REPUBLIKA.CO.ID, SURABAYA - Meski aksi unjuk rasa penolakan kenaikan harga BBM yang dilakukan masyarakat Surabaya masih terbilang kondusif, namun tampaknya mereka tak main-main untuk melakukan penolakan tersebut. Terbukti, ratusan massa Arek Suroboyo Menggugat (ASM) bakal pergi ke Jakarta untuk menyampaikan aspirasi mereka.
Kusnan, Kordinator ASM mengatakan, ada sekitar 175 orang yang akan berangkat. Jumlah itu merupakan perwakilan dari 25 elemen yang tergabung dalam ASM. "Setiap elemen mengirimkan perwakilan sebanyak 7 orang," jelasnya.
Lebih lanjut Kusnan mengatakan, ratusan massa itu akan berangkat mulai Rabu malam (28/3) dan Kamis pagi (29/3) dengan menumpangi kereta. Kusnan pun mengaku biaya akomodasi ke Jakarta berasal dari pribadi dan urunan (patungan) dari berbagai elemen yang ada.
"Kami pergi atas inisiatif sendiri. Kamu pun tidak ingin bergabung dengan suatu partai yang katanya akan pergi ke Jakarta juga namun dibiayai Gubernur," ungkapnya.
Dia menambahkan, bahwa pihaknya telah berkordinasi dengan aliansi yang ada di Jakarta. Rencananya ASM akan berkumpul dengan beberapa aliansi Jakarta di wilayah Senen dan Cempaka Putih. Kemudian memusatkan aksi ke DPR-RI hingga ada keputusan jelas mengenai kenaikan.
ASM, tambah Kusnan, akan mengerahkan tenaga semaksimal mungkin untuk melakukan penolakan. Jika memang BBM batal naik, maka ASM pun akan meninggalkan Jakarta. Namun jika kenaikan BBM tetap terjadi, sebisa mungkin ASM akan terus menetap dan bergabung bersama aliansi Jakarta untuk melakukan penolakan.

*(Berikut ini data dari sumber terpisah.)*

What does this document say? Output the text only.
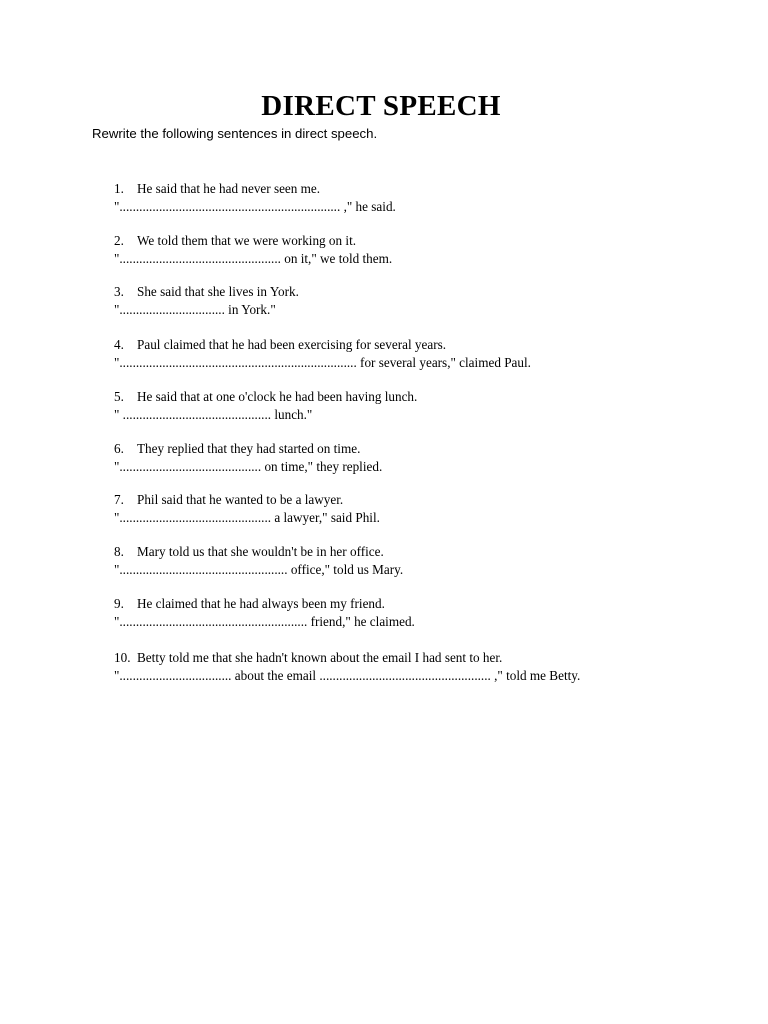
DIRECT SPEECH
Rewrite the following sentences in direct speech.
1. He said that he had never seen me.
"................................................................... ," he said.
2. We told them that we were working on it.
"................................................. on it," we told them.
3. She said that she lives in York.
"................................ in York."
4. Paul claimed that he had been exercising for several years.
"........................................................................ for several years," claimed Paul.
5. He said that at one o'clock he had been having lunch.
" ............................................. lunch."
6. They replied that they had started on time.
"........................................... on time," they replied.
7. Phil said that he wanted to be a lawyer.
".............................................. a lawyer," said Phil.
8. Mary told us that she wouldn't be in her office.
"................................................... office," told us Mary.
9. He claimed that he had always been my friend.
"......................................................... friend," he claimed.
10. Betty told me that she hadn't known about the email I had sent to her.
".................................. about the email .................................................... ," told me Betty.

Keinginan kuat warga Surabaya menolak kenaikan BBM lantaran kebijakan tersebut dianggap akan membuat masyarakat miskin semakin miskin. Kebijakan itu sangat tidak tepat, karena rakyat Indonesia hingga saat ini masih dijerat dalam kemiskinan, pengangguran, dan mahalnya biaya kesehatan serta pendidikan.
Sementara itu, BLT (Bantuan Langsung Tunai) yang akan diberikan pemerintah dianggap hanya sebagai sogokan untuk meredam kemarahan massal masyarakat. Program itu pun tidak mampu memecahkan persoalan pasca kenaikan BBM
"Lihat saja pengalaman sebelumnya, BLT tidak menjadi solusi dan bahkan menjadi permasalahan. Sering terjadi penyelewengan atau manipulasi waktu pembagian BLT," tandas Kusnan.